Scripted wrappers for legacy applications, Part 3
We emphasize wrapping existing applications because it's such good engineering. Suppose, as we did in our previous two columns, that you have a command line application that works correctly -- you just want a GUI with the same functionality. The safest way to achieve that is to keep what you have -- the correct, well-exercised command-line application -- and wrap it with a thin GUI.
Even the smallest change requiring a relinking of a compiled application introduces numerous possibilities for error. That's why we so strongly favor a pipe for IPC -- it fits architectures that reuse what you already have.

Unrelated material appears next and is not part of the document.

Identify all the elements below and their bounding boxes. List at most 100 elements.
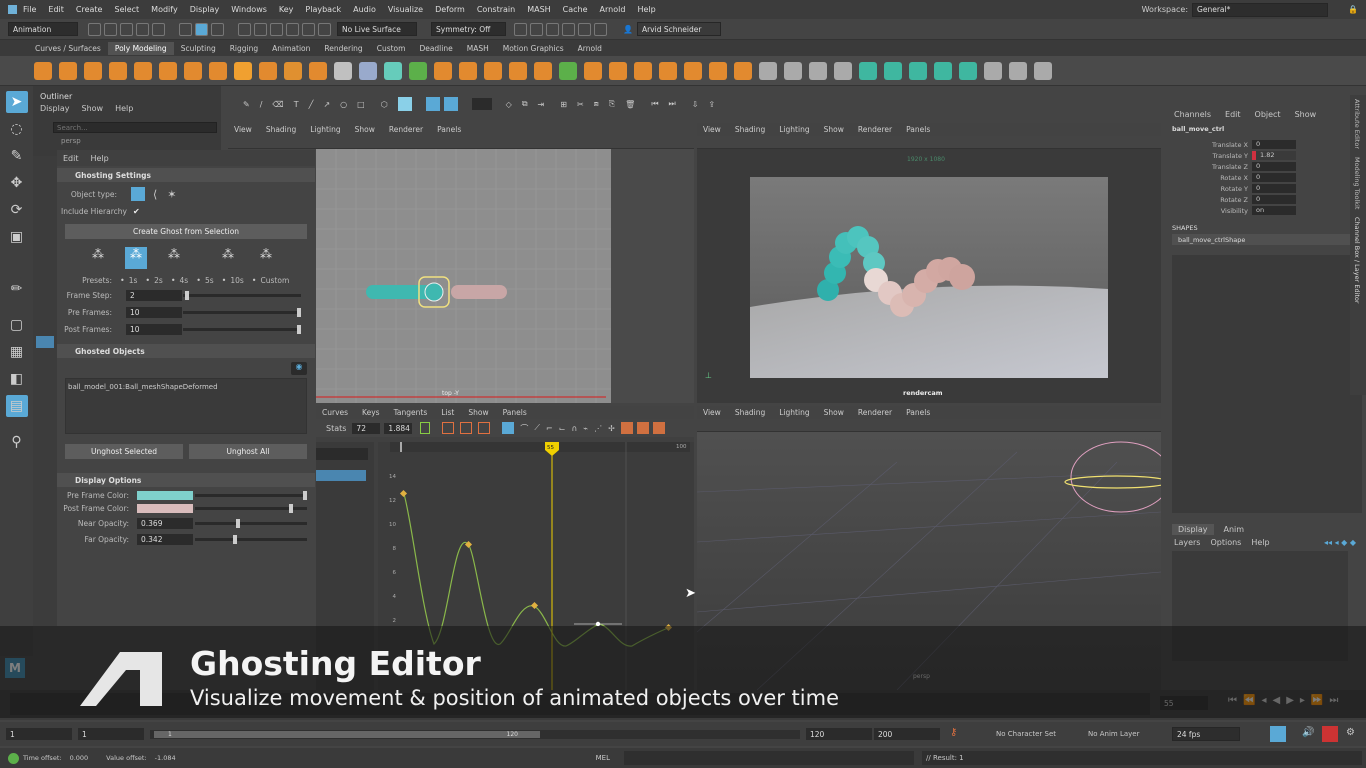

However, many other forms of IPC can serve in this role. The most important in the Internet age, of course, is a TCP/IP socket connection. Most scripting languages now support networking quite well. One architecture we often use when scripting existing code is C embedded in a computational server and connected to it with simple, networked GUIs. You may remember that the July installment of Regular Expressions mentioned Effective Tcl/Tk Programming as a good read for scripters, even those who don't use Tcl or Tk. In Chapter 7 of that book, authors Michael McLennan and Mark Harrison work out a nice example of this computational service architecture.
What the authors leave unsaid, though, is that their methods are more or less language-independent. Code a computational server in C or Fortran, with a simple protocol for talking to clients. You can then quickly develop client-side GUIs in any language you choose: Perl/Tk, Tkinter, or something more exotic. The point is not to proliferate technologies, but to realize you're free to combine the ones that best suit different requirements of your projects. Use Fortran and PyQt when both are advantageous; teach the two to communicate and you can enjoy the best of two different worlds.
Extending a scripting processor
Think about:
print("Hello, world.\n");
That is a Perl script. Suppose you've coded a little C function that logs results to a central database. You want to take advantage of the work you've already done, and somehow have the capability to write:
my_log("Hello, world.\n");
in Perl, and have it do what you intend. You want to extend Perl.
Extension is more specialized than the process management we explained earlier. The first two installments of this series demonstrated tiny working programs that illustrated important functionality available in essentially all modern scripting languages.